Last Thursday the Wall Street Journal (via Zawya Dow Jones) reported from Doha, Qatar, that SpaceShipTwo engine development was nearly complete. “Within a month or two, we expect we’ll have an engine we can put in the [spacecraft] vehicle,” Virgin Galactic president and CEO George Whitesides said. That would put them on a path towards beginning powered flight tests by late this year and beginning commercial service by the end of next year. (In a brief conversation Saturday in Washington, where he was on a panel at the USA Science and Engineering Festival, Whitesides told me that the motor that will be ready for SpaceShipTwo soon will be a “starter” motor for short-duration powered tests, not the full motor.)

In the article, Whitesides also revealed that the company has now sold 520 tickets, with $65 million in deposits to date. In March the company announced it had signed up its 500th customer, actor Ashton Kutcher.

And just this week Arabian Business reported that Sir Richard Branson thinks Virgin Galactic will soon generate $500 million a year in revenue. “We think the target market that we will be looking at soon will be the order of magnitude of about $500 million a year,” Branson told the publication in an interview.

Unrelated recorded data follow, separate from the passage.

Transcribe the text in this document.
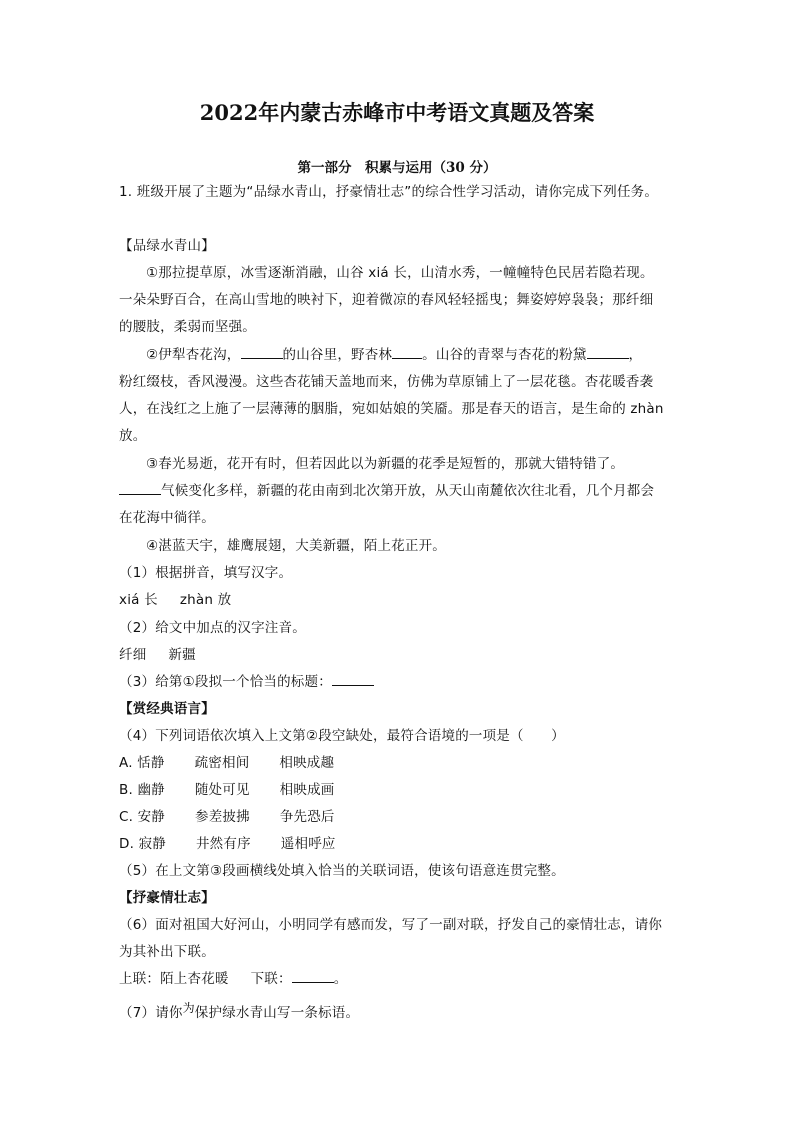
2022年内蒙古赤峰市中考语文真题及答案
第一部分　积累与运用（30 分）
1. 班级开展了主题为“品绿水青山，抒豪情壮志”的综合性学习活动，请你完成下列任务。
【品绿水青山】
①那拉提草原，冰雪逐渐消融，山谷 xiá 长，山清水秀，一幢幢特色民居若隐若现。
一朵朵野百合，在高山雪地的映衬下，迎着微凉的春风轻轻摇曳；舞姿婷婷袅袅；那纤细
的腰肢，柔弱而坚强。
②伊犁杏花沟，	的山谷里，野杏林 。山谷的青翠与杏花的粉黛	，
粉红缀枝，香风漫漫。这些杏花铺天盖地而来，仿佛为草原铺上了一层花毯。杏花暖香袭
人，在浅红之上施了一层薄薄的胭脂，宛如姑娘的笑靥。那是春天的语言，是生命的 zhàn
放。
③春光易逝，花开有时，但若因此以为新疆的花季是短暂的，那就大错特错了。
气候变化多样，新疆的花由南到北次第开放，从天山南麓依次往北看，几个月都会
在花海中徜徉。
④湛蓝天宇，雄鹰展翅，大美新疆，陌上花正开。
（1）根据拼音，填写汉字。
xiá 长 zhàn 放
（2）给文中加点的汉字注音。
纤细 新疆
（3）给第①段拟一个恰当的标题：
【赏经典语言】
（4）下列词语依次填入上文第②段空缺处，最符合语境的一项是（　　）
A. 恬静 疏密相间 相映成趣
B. 幽静 随处可见 相映成画
C. 安静 参差披拂 争先恐后
D. 寂静 井然有序 遥相呼应
（5）在上文第③段画横线处填入恰当的关联词语，使该句语意连贯完整。
【抒豪情壮志】
（6）面对祖国大好河山，小明同学有感而发，写了一副对联，抒发自己的豪情壮志，请你
为其补出下联。
上联：陌上杏花暖 下联：	。
（7）请你为保护绿水青山写一条标语。
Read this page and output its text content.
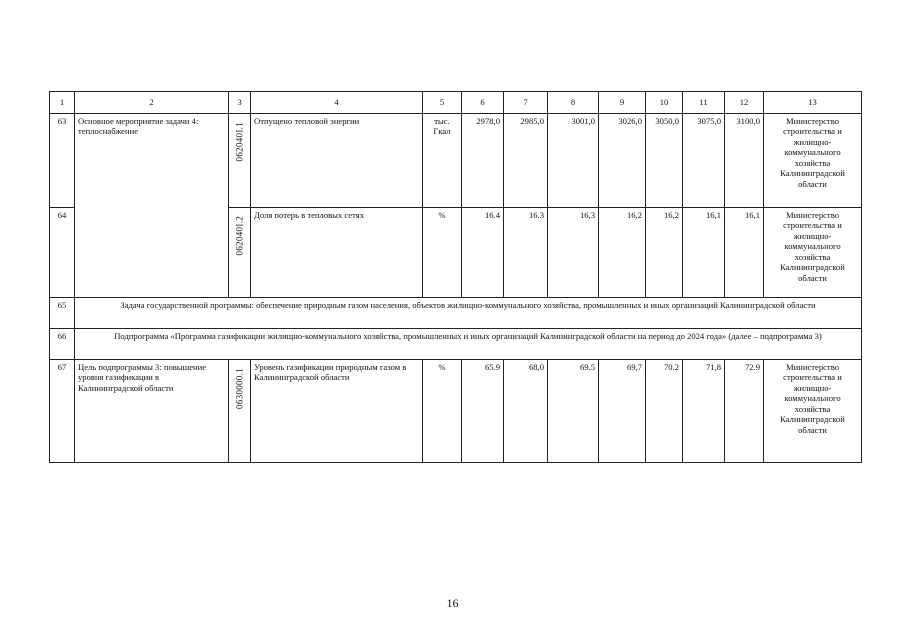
1	2	3	4	5	6	7	8	9	10	11	12	13
63	Основное мероприятие задачи 4: теплоснабжение	062040I.1	Отпущено тепловой энергии	тыс. Гкал	2978,0	2985,0	3001,0	3026,0	3050,0	3075,0	3100,0	Министерство строительства и жилищно-коммунального хозяйства Калининградской области
64		062040I.2	Доля потерь в тепловых сетях	%	16.4	16.3	16,3	16,2	16,2	16,1	16,1	Министерство строительства и жилищно-коммунального хозяйства Калининградской области
65	Задача государственной программы: обеспечение природным газом населения, объектов жилищно-коммунального хозяйства, промышленных и иных организаций Калининградской области											
66	Подпрограмма «Программа газификации жилищно-коммунального хозяйства, промышленных и иных организаций Калининградской области на период до 2024 года» (далее – подпрограмма 3)											
67	Цель подпрограммы 3: повышение уровня газификации в Калининградской области	0630000.1	Уровень газификации природным газом в Калининградской области	%	65.9	68,0	69.5	69,7	70.2	71,8	72.9	Министерство строительства и жилищно-коммунального хозяйства Калининградской области
16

That is an agressive goal: assuming it keeps ticket prices at $200,000 each, $500 million requires selling 2,500 tickets a year which, at six customers per flight, works out to nearly 420 flights a year, more than one a day. Even if they’re able to find additional revenue streams, such as flying experiments, that can increase their per-flight revenue, it will still require a high flight rate.

3 comments to Virgin making news in the Middle East

  • Jeff:

    I think you meant that they would start commercial service by the end of next year, not this year.

    If they only have a starter motor that will begin test flights by late this year, I don’t know how that puts them on a course for commercial flights by the end of 2013 with the full motor. I don’t understand that.

  • Jeff Foust

    Doug: Error corrected, thanks.

    Regarding the motors, it was always my understanding that they would start with short-duration powered flight tests and work their way up to full-duration powered tests into space, in much the same way SpaceShipOne did in late 2003 through mid-2004. So I’m not sure how that approach automatically keeps them from achieving that schedule, unless there’s a long delay in the transition to the full-duration motor.

  • J Hammond

    Thanks, as always, for the analysis Jeff.

    SS1 took 6 months from its first powered flight until it reached 100+ km. That was on a very aggressive schedule with only a handful of flights. I’d guess it’ll take SS2 a year to do the same, especially if RM2 isn’t fully verified (at least for full duration burns) when powered flight testing commences. I’d then expect several months of repeated flights to 100+ km before they have enough assurance to begin passenger operation. Of course they also need FAA approval and I can’t see that happening without significant flight test evidence. So I’d guess it’ll be 18 months from the first powered flight test until commercial operation.

    So end of 2013 still looks optiimstic to me, I’d say H1 2014 more likely.